HERMANN FRANCKE (1662-1727)
“Bu akımın kurucusu Spener”dir.
Fakat piyetist olarak eğitim tarihinde rol oylayan kişi Hermann Francke”dir.[1] Francke,
Lübek şehrinde doğmuş ve üniversitede tanrıbilim öğrenmiştir. Mezun olduktan
sona bir İncil Koleji açmış, az zamanda okula dönüştüğünden fazla öğrenci gelmişti.
Fakat piyetist olarak tanındığı için düşmanları türemiş ve aleyhinde dedikodu çıkınca
şehri terk etmiş, Halle üniversitesine profesör olarak tayin edilmiş, aynı
zamanda şehrin yakınında bir küçük yerde papaz olarak çalışmıştı.[2]
“Francke, Hamburg”da olduğu sırada
küçük çocuklara ders vermişti ve ayrıca bir fukara kasası kurmuştu. Bu kasada
toplanan para ile fakir çocuklara ders vermişti.
“Onun açtığı bu okul fakirlere
mahsustu. Bu okulda üniversite öğrencileri az bir para karşılığı ile severek
ders vermişlerdi. Sonra bu okulu genişletiş bir şehir okulu açmış, daha sora
Latin okulu ve sonra yüksek kız okulu, daha sonra zengin çocuklara mahsus
yatılı bir jimnazyum açmıştı. Bunlardan başka kimsesiz çocuklar yurdu ve bir de
öğretmen okulu açmayı başarmıştı.
“Francke”nin öğretimden maksadı son
eserinde iyice açıklanmıştır.[3]
Öğretim amacının elde edilmesinin başlıca vasıtaları, öğretmenin çocuklara iyi
örnek olması, okulda din derslerine fazla yer ayrılması, sık sık kiliseye
gidilerek dinî duyguların kuvvetlendirilmesi, kilisede dua edilmesi ve bilhassa
çocukların itaate alıştırılması, çalışma ve doğruluk duygularının kuvvetlendirilmesidir.

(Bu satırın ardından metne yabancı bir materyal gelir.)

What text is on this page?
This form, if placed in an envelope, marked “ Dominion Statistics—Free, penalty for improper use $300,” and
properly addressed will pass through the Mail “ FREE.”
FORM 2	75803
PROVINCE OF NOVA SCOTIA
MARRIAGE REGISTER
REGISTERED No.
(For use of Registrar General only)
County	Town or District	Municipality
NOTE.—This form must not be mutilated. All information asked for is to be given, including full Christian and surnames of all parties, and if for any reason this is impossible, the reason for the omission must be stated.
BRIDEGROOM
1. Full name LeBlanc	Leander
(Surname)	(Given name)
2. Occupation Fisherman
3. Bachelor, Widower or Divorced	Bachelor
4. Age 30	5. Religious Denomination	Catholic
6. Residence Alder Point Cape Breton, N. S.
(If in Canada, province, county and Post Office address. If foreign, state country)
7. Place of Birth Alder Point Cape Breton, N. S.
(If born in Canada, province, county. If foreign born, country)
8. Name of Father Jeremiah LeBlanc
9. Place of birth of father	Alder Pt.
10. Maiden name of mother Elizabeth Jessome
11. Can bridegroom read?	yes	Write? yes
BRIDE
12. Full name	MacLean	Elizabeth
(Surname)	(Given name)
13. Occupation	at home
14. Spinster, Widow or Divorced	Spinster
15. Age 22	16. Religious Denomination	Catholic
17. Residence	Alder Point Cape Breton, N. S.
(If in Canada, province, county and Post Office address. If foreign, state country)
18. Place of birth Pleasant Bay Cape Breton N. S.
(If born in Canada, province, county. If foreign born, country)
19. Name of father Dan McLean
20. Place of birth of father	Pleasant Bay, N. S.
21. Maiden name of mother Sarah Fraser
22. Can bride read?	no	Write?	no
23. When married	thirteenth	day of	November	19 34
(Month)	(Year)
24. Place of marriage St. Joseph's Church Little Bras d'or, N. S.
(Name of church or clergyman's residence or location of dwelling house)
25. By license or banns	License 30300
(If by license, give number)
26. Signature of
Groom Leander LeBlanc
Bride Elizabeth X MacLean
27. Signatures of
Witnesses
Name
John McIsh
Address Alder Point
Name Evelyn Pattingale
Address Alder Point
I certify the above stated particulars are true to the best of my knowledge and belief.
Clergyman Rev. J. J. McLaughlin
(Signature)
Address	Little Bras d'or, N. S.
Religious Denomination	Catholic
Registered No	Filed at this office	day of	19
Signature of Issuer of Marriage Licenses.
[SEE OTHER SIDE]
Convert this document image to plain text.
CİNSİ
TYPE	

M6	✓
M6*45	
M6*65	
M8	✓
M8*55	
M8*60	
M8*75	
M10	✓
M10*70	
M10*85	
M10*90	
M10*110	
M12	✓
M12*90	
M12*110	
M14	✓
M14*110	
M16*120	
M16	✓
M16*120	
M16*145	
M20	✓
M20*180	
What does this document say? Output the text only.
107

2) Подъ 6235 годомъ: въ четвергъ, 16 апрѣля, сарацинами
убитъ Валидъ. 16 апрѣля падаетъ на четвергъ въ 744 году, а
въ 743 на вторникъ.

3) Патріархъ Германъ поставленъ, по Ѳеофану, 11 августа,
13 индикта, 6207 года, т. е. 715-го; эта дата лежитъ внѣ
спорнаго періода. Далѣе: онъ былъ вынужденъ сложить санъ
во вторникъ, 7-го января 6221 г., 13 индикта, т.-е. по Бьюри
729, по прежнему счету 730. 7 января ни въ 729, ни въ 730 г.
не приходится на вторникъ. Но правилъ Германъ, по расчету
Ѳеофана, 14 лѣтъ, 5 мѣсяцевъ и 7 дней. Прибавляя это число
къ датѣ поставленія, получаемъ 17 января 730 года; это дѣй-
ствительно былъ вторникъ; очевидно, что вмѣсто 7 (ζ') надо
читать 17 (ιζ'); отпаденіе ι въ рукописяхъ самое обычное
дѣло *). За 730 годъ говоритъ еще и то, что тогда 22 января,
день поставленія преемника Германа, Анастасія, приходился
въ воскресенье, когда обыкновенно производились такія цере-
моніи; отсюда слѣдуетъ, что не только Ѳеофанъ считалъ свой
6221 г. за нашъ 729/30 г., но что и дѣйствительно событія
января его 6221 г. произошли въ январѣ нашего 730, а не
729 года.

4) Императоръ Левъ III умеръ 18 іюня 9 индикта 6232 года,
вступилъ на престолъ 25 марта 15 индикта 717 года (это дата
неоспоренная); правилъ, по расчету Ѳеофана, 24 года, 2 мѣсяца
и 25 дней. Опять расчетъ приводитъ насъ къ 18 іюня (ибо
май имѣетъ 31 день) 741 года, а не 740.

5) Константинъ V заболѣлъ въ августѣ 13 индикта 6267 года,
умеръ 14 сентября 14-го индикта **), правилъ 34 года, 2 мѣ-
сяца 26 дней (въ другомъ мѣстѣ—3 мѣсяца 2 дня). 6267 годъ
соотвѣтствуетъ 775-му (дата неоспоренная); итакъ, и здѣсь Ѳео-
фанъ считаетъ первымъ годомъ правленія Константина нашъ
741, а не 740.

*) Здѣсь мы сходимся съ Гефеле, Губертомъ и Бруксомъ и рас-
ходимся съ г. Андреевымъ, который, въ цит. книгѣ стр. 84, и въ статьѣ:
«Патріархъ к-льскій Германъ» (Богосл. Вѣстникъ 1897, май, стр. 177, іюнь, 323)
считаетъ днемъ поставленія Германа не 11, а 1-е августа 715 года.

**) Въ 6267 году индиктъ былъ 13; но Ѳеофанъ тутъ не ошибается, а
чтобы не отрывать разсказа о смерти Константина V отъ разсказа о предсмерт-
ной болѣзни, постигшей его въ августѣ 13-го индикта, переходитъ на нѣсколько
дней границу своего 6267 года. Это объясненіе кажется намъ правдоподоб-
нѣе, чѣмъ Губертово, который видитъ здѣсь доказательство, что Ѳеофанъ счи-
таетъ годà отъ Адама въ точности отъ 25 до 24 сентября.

“Okul, öğrencilerin gelecekte
tasarladığı işlere uygun ders göstermelidir. Bunun için Francke, okullarında
aritmetik derslerine büyük önem vermekteydi. Bundan başka Francke, ihtisasa
değer veriyordu. Bu maksatla çocukların yeteneklerine göre sınıflara ayrılmasına
çalışırdı.
“Okulda, çocukların bireyliklerine
dikkat edilmelidir. Hatta ceza verirken bile çocukların özelliklerini ve
yeteneklerini gözden uzak bulundurmamalıdır. Okulda en önemli eğitim
vasıtalarından biri gözettir. Okullarda gözet kuvvetli olursa çok vakit cezayı
gerektiren fenalıkların önüne geçilir, çünkü gözet, fenalık işlemeye imkân vermez.
“Çocuk, ersini bilmediğinden ötürü
dövülmemelidir, fakat çalarsa, yalan söylerse veya başka bir ahlâksızlık
yaparsa o zaman dövülmelidir. Okullarda sövmeye izin verilmemelidir. Dersler
anlatarak (takrirle) değil, konuşma
şeklinde (diyalog, soru-cevap gibi)
öğretilmelidir.
Bu noktalardan başka Francke”nin
pedagojisinde faydalı olarak aşağıdaki noktalar göze çarpmaktadır:
1. Francke, ilkokul öğrenimine büyük
değer verirdi. Ona göre her şeyin temeli ilkokullarda atılır.
2. Öğretimde sezgiye geniş yer
ayrılmalıdır.
3. Kız okullarına özel bir dikkat
göstermelidir. Bununla kadınların haklarını müdafaa ettiğine inanırdı.
4. Sınıfların ve okulların havalı,
ışıklı ve sıhhî olmasını bilhassa lüzumlu görürdü.
5. Okul disiplinin mümkün mertebe
yumuşak olmasını faydalı görürdü.
4. Okullarda çocuğun geleceği göz
önünde tutulmalı ve bunun için programlara real dersler konulmalıdır.
7. Çocukların bireyliklerine önem
vermekle o zamana kaar eğitmenlerin kayıtsız kaldığı bir nokta üzerine
gözlerini çevirmişti.
8. Almancayı bilim dili olarak
kullanmayı tavsiye etmişti.”
Prusya kralı üzerine etki yaparak
onun pek çok okul açmasını sağlamıştı.